Nagahama Y, Zervos TM, Murata KK, Holman L, Karsonovich T, Parker JJ, Chen JS, Phillips HW, Fajardo M, Nariai H, Hussain SA, Porter BE, Grant GA, Ragheb J, Wang S, O'Neill BR, Alexander AL, Bollo RJ, and Fallah A. Real-World Preliminary Experience With Responsive Neurostimulation in Pediatric Epilepsy: A Multicenter Retrospective Observational Study. Neurosurgery 2021.

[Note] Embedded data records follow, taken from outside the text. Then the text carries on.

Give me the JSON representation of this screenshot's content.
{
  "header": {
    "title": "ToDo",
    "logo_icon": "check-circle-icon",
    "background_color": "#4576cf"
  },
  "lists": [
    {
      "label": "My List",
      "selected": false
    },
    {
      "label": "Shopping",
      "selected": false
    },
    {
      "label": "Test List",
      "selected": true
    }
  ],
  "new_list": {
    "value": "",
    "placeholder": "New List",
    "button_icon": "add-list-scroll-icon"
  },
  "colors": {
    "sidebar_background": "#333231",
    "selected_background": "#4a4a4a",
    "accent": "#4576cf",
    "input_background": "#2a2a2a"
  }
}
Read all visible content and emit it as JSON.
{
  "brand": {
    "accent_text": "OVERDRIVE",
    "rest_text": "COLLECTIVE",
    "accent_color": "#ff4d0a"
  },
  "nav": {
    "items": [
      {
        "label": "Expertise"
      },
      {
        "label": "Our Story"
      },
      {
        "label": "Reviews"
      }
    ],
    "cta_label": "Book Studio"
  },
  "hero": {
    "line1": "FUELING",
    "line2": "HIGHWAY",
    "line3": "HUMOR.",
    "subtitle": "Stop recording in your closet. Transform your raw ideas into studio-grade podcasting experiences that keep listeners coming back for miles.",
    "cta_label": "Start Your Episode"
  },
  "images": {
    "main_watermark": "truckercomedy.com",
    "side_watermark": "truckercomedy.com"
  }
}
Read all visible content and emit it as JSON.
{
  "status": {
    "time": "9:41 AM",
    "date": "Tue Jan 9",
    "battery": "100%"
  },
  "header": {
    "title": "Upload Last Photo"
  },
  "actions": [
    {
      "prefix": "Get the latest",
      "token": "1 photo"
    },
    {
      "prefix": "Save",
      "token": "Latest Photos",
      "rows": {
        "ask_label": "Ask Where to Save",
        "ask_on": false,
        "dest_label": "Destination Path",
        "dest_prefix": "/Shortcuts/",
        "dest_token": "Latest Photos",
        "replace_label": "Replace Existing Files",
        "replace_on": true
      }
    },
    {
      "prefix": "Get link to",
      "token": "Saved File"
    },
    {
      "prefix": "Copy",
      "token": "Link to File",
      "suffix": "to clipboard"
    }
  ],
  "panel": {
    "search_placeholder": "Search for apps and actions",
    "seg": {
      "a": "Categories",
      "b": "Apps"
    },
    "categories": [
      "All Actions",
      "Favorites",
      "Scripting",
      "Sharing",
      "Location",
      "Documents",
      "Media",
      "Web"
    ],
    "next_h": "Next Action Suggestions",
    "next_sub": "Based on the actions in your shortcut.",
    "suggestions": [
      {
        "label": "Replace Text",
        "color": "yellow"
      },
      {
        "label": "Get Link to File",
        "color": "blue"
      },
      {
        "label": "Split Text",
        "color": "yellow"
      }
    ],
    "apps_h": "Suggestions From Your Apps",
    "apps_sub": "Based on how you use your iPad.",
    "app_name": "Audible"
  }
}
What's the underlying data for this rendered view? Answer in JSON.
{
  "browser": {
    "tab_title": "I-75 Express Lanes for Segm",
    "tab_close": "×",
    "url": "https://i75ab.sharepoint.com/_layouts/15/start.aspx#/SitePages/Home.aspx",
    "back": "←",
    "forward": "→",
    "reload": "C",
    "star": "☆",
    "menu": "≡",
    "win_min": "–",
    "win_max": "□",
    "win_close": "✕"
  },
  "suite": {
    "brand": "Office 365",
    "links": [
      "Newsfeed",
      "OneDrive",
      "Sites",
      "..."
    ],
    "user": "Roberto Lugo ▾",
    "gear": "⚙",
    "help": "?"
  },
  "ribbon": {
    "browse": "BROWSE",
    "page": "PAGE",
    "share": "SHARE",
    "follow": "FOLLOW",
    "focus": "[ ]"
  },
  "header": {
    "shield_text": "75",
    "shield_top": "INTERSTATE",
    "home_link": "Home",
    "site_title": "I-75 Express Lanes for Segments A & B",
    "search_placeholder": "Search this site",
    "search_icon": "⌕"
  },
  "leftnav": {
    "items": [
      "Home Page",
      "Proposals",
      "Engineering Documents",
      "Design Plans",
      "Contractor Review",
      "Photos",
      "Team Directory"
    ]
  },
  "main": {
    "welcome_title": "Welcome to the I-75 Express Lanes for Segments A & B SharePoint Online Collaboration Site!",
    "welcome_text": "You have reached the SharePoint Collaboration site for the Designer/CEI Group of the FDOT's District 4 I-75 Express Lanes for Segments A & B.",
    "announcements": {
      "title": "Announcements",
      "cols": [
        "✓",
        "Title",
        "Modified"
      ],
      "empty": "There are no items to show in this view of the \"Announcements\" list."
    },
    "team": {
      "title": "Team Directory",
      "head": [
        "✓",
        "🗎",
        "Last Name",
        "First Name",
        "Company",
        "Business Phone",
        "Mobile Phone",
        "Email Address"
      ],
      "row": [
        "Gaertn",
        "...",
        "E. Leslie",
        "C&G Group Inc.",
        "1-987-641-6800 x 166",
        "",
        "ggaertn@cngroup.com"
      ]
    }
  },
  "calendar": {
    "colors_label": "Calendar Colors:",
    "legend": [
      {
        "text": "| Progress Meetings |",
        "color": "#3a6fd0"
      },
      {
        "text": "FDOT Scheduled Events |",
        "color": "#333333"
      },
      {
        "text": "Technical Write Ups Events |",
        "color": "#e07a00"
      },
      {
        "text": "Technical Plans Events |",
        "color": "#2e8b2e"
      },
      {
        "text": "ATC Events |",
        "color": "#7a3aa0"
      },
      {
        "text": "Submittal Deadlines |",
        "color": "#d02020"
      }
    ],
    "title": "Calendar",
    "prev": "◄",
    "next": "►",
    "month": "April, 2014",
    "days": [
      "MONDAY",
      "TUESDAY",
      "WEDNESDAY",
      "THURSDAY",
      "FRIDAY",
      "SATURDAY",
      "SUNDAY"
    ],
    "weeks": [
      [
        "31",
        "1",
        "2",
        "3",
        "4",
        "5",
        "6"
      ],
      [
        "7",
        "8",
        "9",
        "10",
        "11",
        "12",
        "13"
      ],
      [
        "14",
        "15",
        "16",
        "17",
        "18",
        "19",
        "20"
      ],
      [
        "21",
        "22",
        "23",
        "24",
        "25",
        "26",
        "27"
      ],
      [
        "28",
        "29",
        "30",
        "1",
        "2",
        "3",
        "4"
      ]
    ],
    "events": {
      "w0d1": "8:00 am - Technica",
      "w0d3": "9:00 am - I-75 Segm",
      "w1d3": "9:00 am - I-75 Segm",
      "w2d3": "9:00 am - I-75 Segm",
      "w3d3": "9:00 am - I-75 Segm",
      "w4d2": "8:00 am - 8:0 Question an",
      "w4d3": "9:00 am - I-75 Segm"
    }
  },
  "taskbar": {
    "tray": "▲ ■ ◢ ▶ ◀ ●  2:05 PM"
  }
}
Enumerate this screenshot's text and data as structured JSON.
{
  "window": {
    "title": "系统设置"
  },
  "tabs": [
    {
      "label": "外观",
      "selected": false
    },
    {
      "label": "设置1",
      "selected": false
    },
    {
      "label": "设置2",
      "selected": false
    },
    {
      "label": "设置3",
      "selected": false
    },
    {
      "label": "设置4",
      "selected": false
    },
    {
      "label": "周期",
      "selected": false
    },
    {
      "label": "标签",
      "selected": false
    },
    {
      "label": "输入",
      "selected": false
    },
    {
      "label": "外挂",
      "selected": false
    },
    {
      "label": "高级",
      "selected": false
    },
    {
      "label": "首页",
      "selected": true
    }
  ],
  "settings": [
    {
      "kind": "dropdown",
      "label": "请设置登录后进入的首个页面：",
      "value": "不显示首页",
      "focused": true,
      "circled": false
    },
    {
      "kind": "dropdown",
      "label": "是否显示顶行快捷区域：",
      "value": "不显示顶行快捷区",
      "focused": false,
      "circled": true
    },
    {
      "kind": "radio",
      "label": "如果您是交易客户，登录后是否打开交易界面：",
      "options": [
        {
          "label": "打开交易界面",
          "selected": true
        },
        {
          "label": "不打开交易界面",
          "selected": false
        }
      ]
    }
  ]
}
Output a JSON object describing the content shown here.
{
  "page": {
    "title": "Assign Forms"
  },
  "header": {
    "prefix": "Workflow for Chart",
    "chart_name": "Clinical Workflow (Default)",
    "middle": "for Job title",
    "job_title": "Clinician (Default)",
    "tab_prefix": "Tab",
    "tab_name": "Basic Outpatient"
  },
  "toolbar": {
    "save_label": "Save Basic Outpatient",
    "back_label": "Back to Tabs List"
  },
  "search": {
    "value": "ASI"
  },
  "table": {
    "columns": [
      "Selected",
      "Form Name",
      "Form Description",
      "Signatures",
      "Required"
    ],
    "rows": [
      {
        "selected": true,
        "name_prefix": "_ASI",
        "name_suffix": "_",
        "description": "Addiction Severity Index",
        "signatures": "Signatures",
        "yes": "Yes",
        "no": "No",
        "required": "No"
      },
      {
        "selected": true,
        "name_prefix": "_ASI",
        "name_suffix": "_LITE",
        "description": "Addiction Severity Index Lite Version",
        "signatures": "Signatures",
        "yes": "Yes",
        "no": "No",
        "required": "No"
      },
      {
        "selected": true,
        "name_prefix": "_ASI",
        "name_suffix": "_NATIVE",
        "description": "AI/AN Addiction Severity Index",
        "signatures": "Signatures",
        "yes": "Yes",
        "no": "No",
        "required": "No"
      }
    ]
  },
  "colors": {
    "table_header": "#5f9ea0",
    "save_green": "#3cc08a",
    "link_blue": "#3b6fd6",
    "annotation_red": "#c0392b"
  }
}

BACKGROUND: Despite the well-documented utility of responsive neurostimulation (RNS, NeuroPace) in adult epilepsy patients, literature on the use of RNS in children is limited.
OBJECTIVE: To determine the real-world efficacy and safety of RNS in pediatric epilepsy patients.
METHODS: Patients with childhood-onset drug-resistant epilepsy treated with RNS were retrospectively identified at 5 pediatric centers. Reduction of disabling seizures and complications were evaluated for children (<18 >yr) and young adults (>18 yr) and compared with prior literature pertaining to adult patients.
RESULTS: Of 35 patients identified, 17 were <18 yr at the time of RNS implantation, including a 3-yr-old patient. Four patients (11%) had concurrent resection. Three complications, requiring additional surgical interventions, were noted in young adults (2 infections [6%] and 1 lead fracture [3%]). No complications were noted in children. Among the 32 patients with continued therapy, 2 (6%) achieved seizure freedom, 4 (13%) achieved ≥90% seizure reduction, 13 (41%) had ≥50% reduction, 8 (25%) had <50% reduction, and 5 (16%) experienced no improvement. The average follow-up duration was 1.7 yr (median 1.8 yr, range 0.3-4.8 yr). There was no statistically significant difference for seizure reduction and complications between children and young adults in our cohort or between our cohort and the adult literature.
CONCLUSION: These preliminary data suggest that RNS is well tolerated and an effective off-label surgical treatment of drug-resistant epilepsy in carefully selected pediatric patients as young as 3 yr of age. Data regarding long-term efficacy and safety in children will be critical to optimize patient selection.